La ragione di questo comportamento apparentemente contraddittorio delle istituzioni tedesche di tutela costituzionale è da rintracciarsi anche nelle trasformazioni interne intercorse negli ultimi anni nel partito, che si è andato spostando sempre più a destra. Ci sono state infatti lotte di potere interne che hanno indebolito la corrente moderata, Alternative Mitte (ossia “Centro alternativo”), prevalente nell’Ovest del Paese, mentre si rafforzava quella nazional-identitaria e revanscista, denominata Der Flügel (“L’Ala”), particolarmente radicata nell’Est e fresca di successi elettorali.
Stime politologiche valutano che nel 2023 la componente più radicale dell’AfD fosse pari a quasi un terzo degli iscritti al partito, e che ultimamente si sia ulteriormente incrementata.

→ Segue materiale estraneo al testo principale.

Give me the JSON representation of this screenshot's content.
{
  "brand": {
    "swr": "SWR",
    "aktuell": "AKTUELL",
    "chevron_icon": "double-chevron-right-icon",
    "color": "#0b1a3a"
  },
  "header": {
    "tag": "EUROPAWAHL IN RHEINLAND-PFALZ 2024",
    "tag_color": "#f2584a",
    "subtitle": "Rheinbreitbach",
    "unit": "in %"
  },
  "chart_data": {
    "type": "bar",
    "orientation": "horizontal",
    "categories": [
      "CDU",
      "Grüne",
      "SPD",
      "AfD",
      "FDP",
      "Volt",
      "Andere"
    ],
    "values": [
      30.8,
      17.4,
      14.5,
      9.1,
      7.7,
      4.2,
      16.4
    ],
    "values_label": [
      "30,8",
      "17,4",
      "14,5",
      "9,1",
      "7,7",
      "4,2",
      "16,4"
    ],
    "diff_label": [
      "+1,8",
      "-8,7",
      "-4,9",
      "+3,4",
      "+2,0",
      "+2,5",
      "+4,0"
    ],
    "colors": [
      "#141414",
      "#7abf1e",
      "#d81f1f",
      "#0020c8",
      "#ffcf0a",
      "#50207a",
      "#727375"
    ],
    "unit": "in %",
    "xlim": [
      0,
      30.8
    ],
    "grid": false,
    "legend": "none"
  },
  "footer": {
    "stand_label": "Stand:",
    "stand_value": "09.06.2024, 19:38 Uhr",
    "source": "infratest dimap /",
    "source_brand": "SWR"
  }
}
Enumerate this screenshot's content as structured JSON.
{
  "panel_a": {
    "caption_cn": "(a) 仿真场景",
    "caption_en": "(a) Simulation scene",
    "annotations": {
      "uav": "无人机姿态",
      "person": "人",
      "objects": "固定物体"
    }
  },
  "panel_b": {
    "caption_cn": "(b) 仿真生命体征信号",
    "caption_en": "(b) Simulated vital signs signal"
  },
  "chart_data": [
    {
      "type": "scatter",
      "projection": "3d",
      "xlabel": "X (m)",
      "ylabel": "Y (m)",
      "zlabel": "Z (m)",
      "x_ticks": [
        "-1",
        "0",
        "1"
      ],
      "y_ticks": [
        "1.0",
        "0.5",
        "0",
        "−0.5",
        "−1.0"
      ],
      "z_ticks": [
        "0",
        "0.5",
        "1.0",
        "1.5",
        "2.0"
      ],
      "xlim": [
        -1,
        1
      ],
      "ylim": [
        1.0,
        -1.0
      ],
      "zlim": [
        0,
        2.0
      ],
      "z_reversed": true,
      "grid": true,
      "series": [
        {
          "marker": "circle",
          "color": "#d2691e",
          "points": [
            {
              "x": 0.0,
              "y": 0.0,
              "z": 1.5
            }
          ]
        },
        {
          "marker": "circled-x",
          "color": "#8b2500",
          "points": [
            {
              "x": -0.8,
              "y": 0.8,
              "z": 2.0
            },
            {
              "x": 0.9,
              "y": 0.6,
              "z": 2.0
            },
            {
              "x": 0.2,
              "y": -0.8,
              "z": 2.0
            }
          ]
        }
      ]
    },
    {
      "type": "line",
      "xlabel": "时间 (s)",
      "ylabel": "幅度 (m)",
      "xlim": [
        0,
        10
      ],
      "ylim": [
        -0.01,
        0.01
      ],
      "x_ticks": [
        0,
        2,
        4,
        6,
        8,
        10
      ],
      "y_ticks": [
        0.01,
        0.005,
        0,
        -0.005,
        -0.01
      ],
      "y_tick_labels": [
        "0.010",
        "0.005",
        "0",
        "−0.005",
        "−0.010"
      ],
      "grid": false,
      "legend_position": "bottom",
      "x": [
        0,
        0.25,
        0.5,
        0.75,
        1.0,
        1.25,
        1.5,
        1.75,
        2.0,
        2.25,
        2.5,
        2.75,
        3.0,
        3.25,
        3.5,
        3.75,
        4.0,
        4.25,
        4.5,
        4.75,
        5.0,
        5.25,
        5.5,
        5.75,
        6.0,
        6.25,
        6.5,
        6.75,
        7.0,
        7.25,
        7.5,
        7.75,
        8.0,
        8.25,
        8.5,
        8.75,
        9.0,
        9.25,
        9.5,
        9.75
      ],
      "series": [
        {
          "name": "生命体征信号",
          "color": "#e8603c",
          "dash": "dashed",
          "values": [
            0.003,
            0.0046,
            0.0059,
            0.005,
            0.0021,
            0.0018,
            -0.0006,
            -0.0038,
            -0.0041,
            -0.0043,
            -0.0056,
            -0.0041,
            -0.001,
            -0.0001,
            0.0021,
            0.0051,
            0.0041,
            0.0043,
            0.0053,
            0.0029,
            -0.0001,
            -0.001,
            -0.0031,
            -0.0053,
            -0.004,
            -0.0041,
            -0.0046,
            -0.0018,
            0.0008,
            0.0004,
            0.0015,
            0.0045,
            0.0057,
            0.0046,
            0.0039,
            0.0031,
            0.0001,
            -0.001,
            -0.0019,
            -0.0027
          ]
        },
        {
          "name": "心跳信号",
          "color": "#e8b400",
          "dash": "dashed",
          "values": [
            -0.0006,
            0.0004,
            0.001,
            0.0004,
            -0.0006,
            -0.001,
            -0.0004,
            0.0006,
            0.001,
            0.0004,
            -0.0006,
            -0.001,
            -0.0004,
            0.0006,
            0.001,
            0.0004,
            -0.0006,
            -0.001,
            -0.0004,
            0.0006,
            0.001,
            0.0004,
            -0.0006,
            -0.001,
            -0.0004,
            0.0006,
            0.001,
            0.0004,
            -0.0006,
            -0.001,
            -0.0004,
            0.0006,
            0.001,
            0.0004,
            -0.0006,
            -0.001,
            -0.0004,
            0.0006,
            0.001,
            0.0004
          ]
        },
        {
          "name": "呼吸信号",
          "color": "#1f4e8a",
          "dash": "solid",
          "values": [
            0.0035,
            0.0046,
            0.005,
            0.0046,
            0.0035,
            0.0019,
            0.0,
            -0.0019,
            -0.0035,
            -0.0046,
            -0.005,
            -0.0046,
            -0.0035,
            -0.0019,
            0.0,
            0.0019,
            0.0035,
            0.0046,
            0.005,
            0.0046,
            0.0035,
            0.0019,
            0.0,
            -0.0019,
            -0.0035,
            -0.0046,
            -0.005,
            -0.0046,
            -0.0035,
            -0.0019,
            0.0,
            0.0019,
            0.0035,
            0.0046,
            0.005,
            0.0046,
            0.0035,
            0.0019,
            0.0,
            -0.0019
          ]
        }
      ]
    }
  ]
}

A questo percorso di radicalizzazione hanno contribuito le dimissioni significative di alcuni leader più marcatamente di stampo populista e liberaldemocratico, prima quelle del fondatore del partito Bernd Lucke, che se n’è andato già dieci anni fa; poi della presidente Frauke Petry che lo ha abbandonato nel 2017, e da ultimo di Jörg Meuthen nel 2022, dimissioni che certo non sono state dovute esclusivamente a divergenze politiche sulle tendenze di destra all’interno dell’AfD, ma hanno avuto anche aspetti personali. Nel frattempo, però, la rete estremista di destra della corrente Ala del partito, che era stata formalmente sciolta nel 2020, anche in conseguenza del pronunciamento del BfV, ma mai realmente smobilitata, è assurta al centro del potere grazie allo schiacciante successo elettorale nelle sue roccaforti dei Länder della Germania orientale, e le forze interne di opposizione hanno progressivamente perso influenza.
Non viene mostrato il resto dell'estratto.